Fourth Google Doodle for Olympic Game London 2012 ‘Fencing’ on 30 July 2012. Google is featuring “Fencing” by showing the Doodle “London 2012 Fencing”. This is the Fourth Doodle for the London 2012 Summer Olympics.
Fencing competitions at the 2012 Summer Olympics in London are happening from 28 July to 5 August at ExCeL Exhibition Centre. Ten events (6 individual, 4 team) are scheduled to be contested. The International Fencing Federation (FIE) pushed for the inclusion of two more team events, but the IOC voted to keep the current format of ten events.
Italy’s Valentina Vezzali has a chance to become only the fourth athlete to win individual gold medals in four consecutive Summer Olympics if she wins women’s individual foil competition.
Maria Valentina Vezzali has won five Olympic gold medals in foil competitions.
Vezzali is the first fencer in Olympic history to win three Individual Foil gold medals at three consecutive Olympics – Sydney 2000, Athens 2004 and Beijing 2008. She also won thirteen gold medals at the World Fencing Championships, six in individual competitions and another seven in team competitions , plus four silver medals and three bronze medals.
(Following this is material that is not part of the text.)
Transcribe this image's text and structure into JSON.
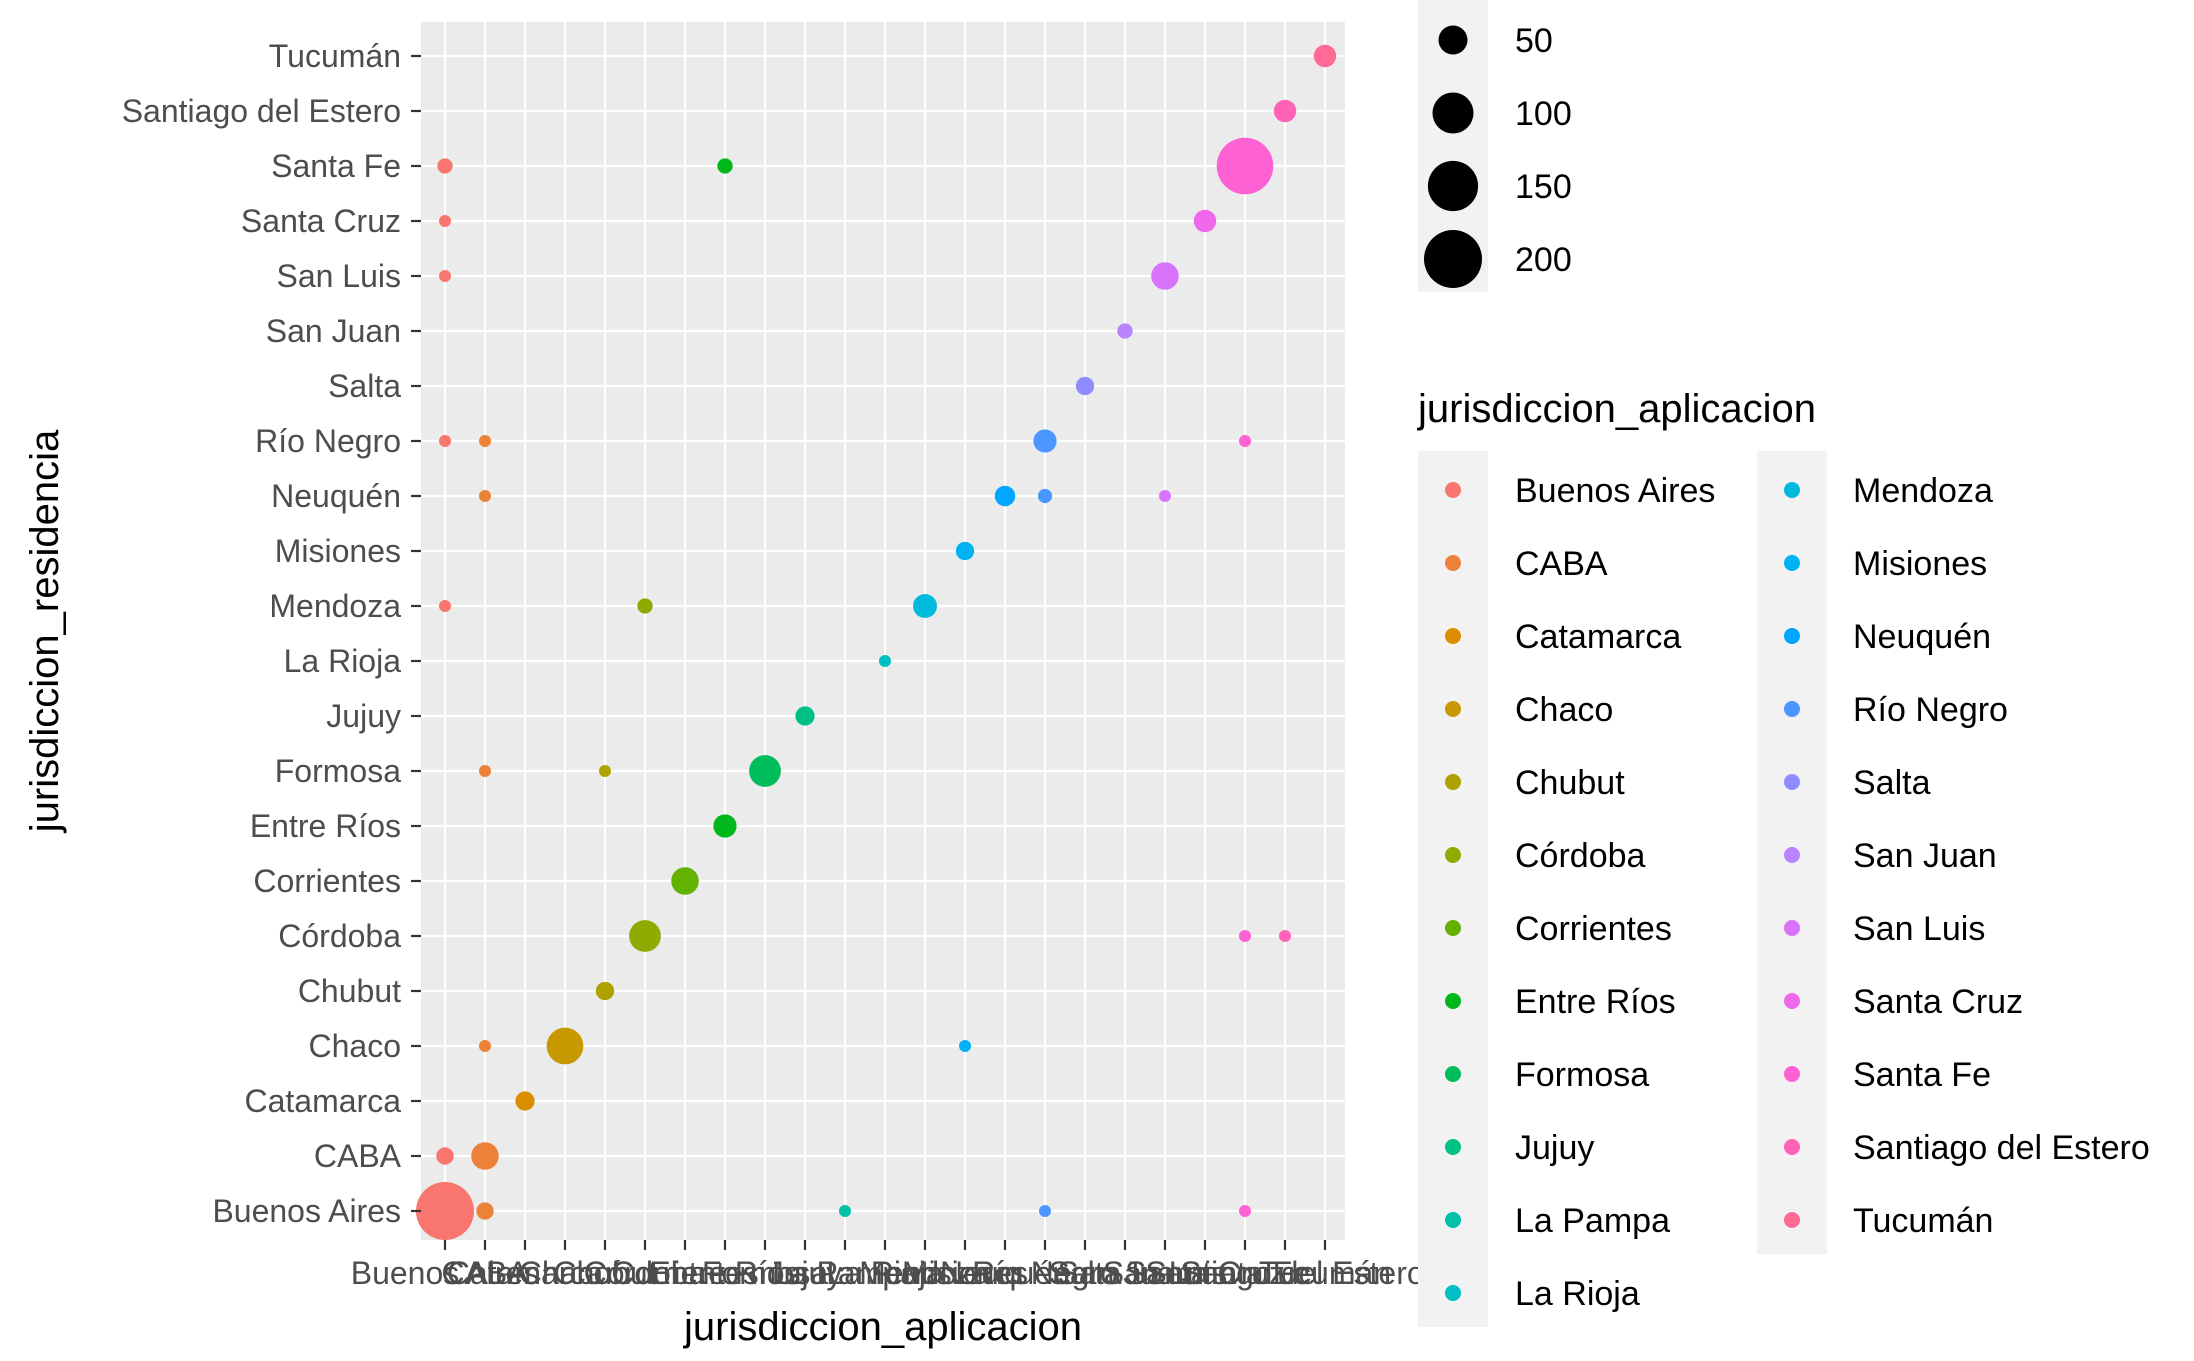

Although sword fighting dates back thousands of years, Fencing as we now understand it really came of age as a sport in the 19th century. A tense, compelling battle of wits and technique, the sport is one of the few to have featured at every modern Olympic Games.
Fencing has been contested at every Summer Olympic Games since the birth of the modern Olympic movement at the 1896 Summer Olympics in Athens. Women’s foil made its Olympic debut in Paris, during the 1924 Olympic Games. There are three forms of Olympic fencing:
• Foil – a light thrusting weapon; the valid target is restricted to the torso; double touches are not allowed.
• Épée – a heavy thrusting weapon; the valid target area covers the entire body; double touches are allowed.
• Sabre – a light cutting and thrusting weapon; the valid target area includes almost everything above the waist (excluding the back of the head and the hands); double touches are not allowed.
Fencing takes place on a piste, 14 metres long and between 1.5m and 2m wide. All 10 medal events on the Fencing programme are run in a knockout format.
Fencing is a fast, tense sport. Fencers must use all their wits and quick thinking to out manoeuvre their opponent, judging the right time and the most effective way to attack.